This operator is used to add two tensors.


Cast Operator casts the given input tensor into the dtype given in the parameter.


Two tensors are concatenetaed on a specific dimension or axis using this operator.


This operator is used to divide a tensor from another.

Expand Dims

Expand Dims Operator expands the dimensions of the input tensor at the given axis.


This is basically a copy operator. The input tensor is copied as N output tensors.


Performs Matrix Multiplication Operation.


This operator is used for multiplication of two tensors.


Reduce Operator reduces the input tensor based on the given action one among MEAN, MIN, MAX, SUM, ARGMAX at a given axis.


This operator performs the reshape on a given tensor to the new shape specified.


This operation extracts a slice of size from a tensor input starting from the specified begin location.


This operator splits a tensor into sub tensors on a specified axis. This operation is inverse of Concatenation.


Squeeze Operator removes all the dimensions of size 1 from the shape of a tensor. If axis is provided the operation is performed only on the given axis.


This operator is used to subtract a tensor from another.

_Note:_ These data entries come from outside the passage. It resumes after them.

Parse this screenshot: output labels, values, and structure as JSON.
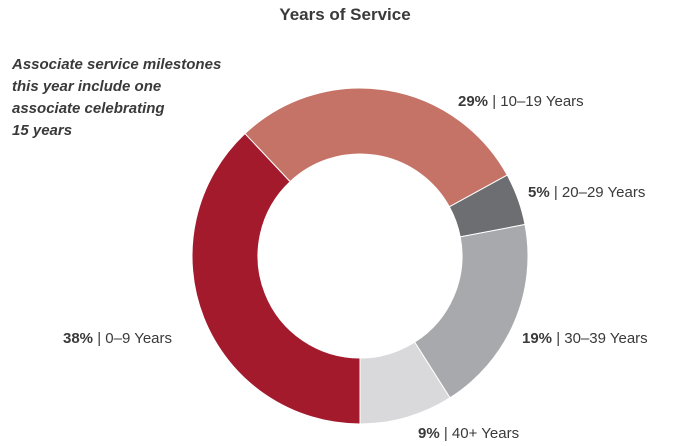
{
  "chart_data": {
    "type": "pie",
    "title": "Years of Service",
    "annotation_lines": [
      "Associate service milestones",
      "this year include one",
      "associate celebrating",
      "15 years"
    ],
    "slices": [
      {
        "label": "0–9 Years",
        "value": 38,
        "pct_text": "38%",
        "color": "#a31a2d"
      },
      {
        "label": "10–19 Years",
        "value": 29,
        "pct_text": "29%",
        "color": "#c57366"
      },
      {
        "label": "20–29 Years",
        "value": 5,
        "pct_text": "5%",
        "color": "#6d6e71"
      },
      {
        "label": "30–39 Years",
        "value": 19,
        "pct_text": "19%",
        "color": "#a7a9ac"
      },
      {
        "label": "40+ Years",
        "value": 9,
        "pct_text": "9%",
        "color": "#d9d9db"
      }
    ],
    "separator": " | "
  }
}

Tile Operator creates a new tensor by replicating input multiples times. The output tensor's i'th dimension has input.dims(i) * multiples[i] elements, and the values of input are replicated multiples[i] times along the 'i'th dimension. For example, tiling [a b c d] by [2] produces [a b c d a b c d].

Timing Signal

This Operator adds a bunch of sinusoids of different frequencies.Each channel of the input Tensor is incremented by a sinusoid of a different frequency and phase.


Transpose Operation's output dimension i will correspond to the input dimension perm[i]. If perm is not given, it is set to (n-1...0), where n is the rank of the input tensor. Hence by default, this operation performs a regular matrix transpose on 2-D input Tensors. If conjugate is True and a.dtype is either complex64 or complex128 then the values of a are conjugated and transposed.


Unpacks the given dimension of a rank-R tensor into rank-(R-1) tensors.